Touché par l'ITV d'A.Wieviorka dans cette excellente série je ne serais pas arrivé là si … et j'en aurais certainement plus relevé les saillies acides au sujet du milieu universitaire - rancœur, ressentiment - si je ne venais pas la veille d'achever lecture d'un petit livre sur l'amitié

Ce que dès lors je retins c'est ce passage qui, au fond, me terrifia !

Mais je n’ai pas le sentiment d’avoir été une enfant heureuse. Et je retourne sans plaisir à ces souvenirs.

Qu'en outre, ne pouvait qu'empeser la référence à Barbara quand on sait les secrets, qu'au fil de ses textes, elle porta jusqu'aux murmures, soupirs jusqu'à les révéler, dessinant comme une œuvre, comme son œuvre, de la culpabilité jusqu'au presque pardon sans pourtant omettre ou oublier rien, l'insondable tristesse de ne pouvoir porter en arrière son regard non plus que le projeter sans l'amère aigreur des jours impossibles.

Je venais tout juste de lire ces lignes qui sont de Bachelard :

 

L'enfance se constitue par fragments dans le temps d'un passé indéfini, gerbe mal faite de commencements vagues. Le tout de suite est une fonction temporelle de la pensée claire, de la vie qui se déroule sur un seul plan. En méditant la rêverie pour descendre jusqu'aux sécurités de l'archétype, il faut la "pro fonder", soit dit pour nous servir d'une expression que certains alchimistes aimaient à employer.
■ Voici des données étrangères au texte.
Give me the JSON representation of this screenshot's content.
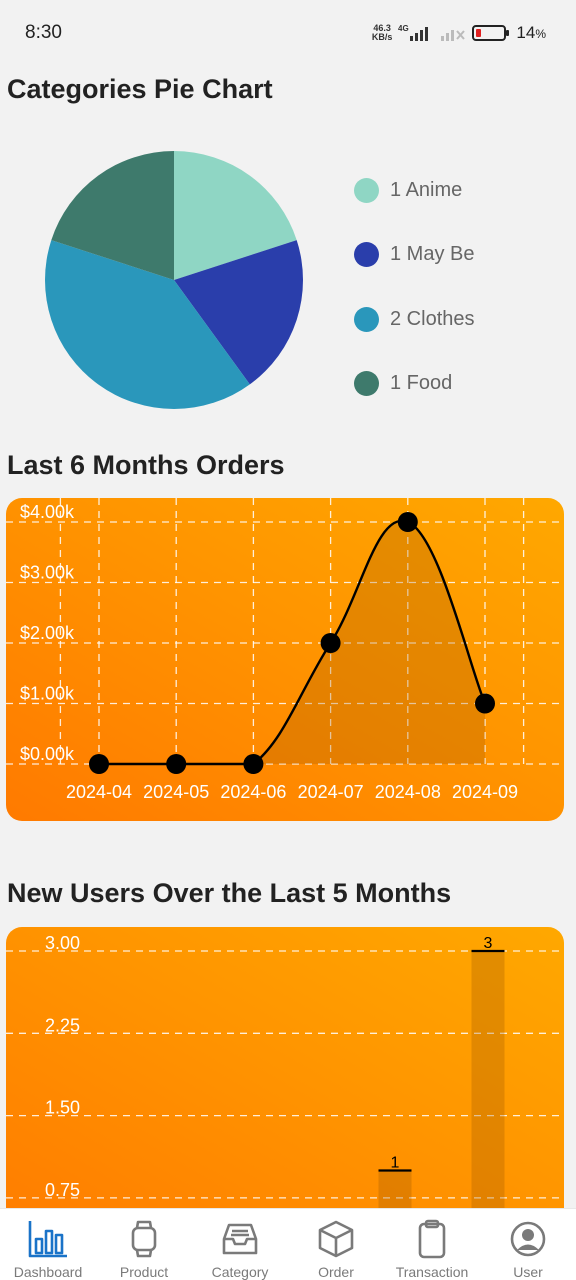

Ainsi, prise dans la perspective de ses valeurs d'archétype, replacée dans le cosmos des grands archétypes qui sont à la base de l'âme humaine, l'enfance méditée est plus que la somme de nos souvenirs. Pour comprendre notre attachement au monde, il faut ajouter à chaque archétype une enfance, notre enfance. Nous ne pouvons pas aimer l'eau, aimer le feu, aimer l'arbre sans y mettre un amour, une amitié qui remonte à notre enfance. Nous les aimons d'enfance. Toutes ces beautés du monde, quand nous les aimons maintenant dans le chant des poètes, nous les aimons dans une enfance retrouvée, dans une enfance réanimée à partir de cette enfance qui est latente en chacun de nous. Ainsi, il suffit du mot d'un poète, de l'image neuve mais archétypement vraie, pour que nous retrouvions les univers d'enfance. Sans enfance, pas de vraie cosmicité. Sans chant cosmique, pas de poésie. Le poète réveille en nous la cosmicité de l'enfance » ( Gaston Bachelard, La Poétique de la rêverie).

 

Peut-on imaginer plus cruel contraste ?

Il m'est arrivé d'évoquer ma propre enfance ainsi que ce que je devais aux miens. Que celle-là eût été à tous égards paisible et heureuse, comme on dit usuellement, qu'elle ne grevât mon parcours d'aucun trouble et fût à ce point sereine que longtemps j'imaginai qu'il ne s'y fût rien passé qui importât, est peut-être le plus grand succès de mes parents qui, pourtant, chacun à sa manière, porta douloureusement les noirceurs d'une période qui ne leur fit aucun cadeau. Je suis donc mal placé pour sentir - même si je le comprend et le devine donc assez mal - ce que vit celle qui ne peut porter sans regard en arrière sans effroi.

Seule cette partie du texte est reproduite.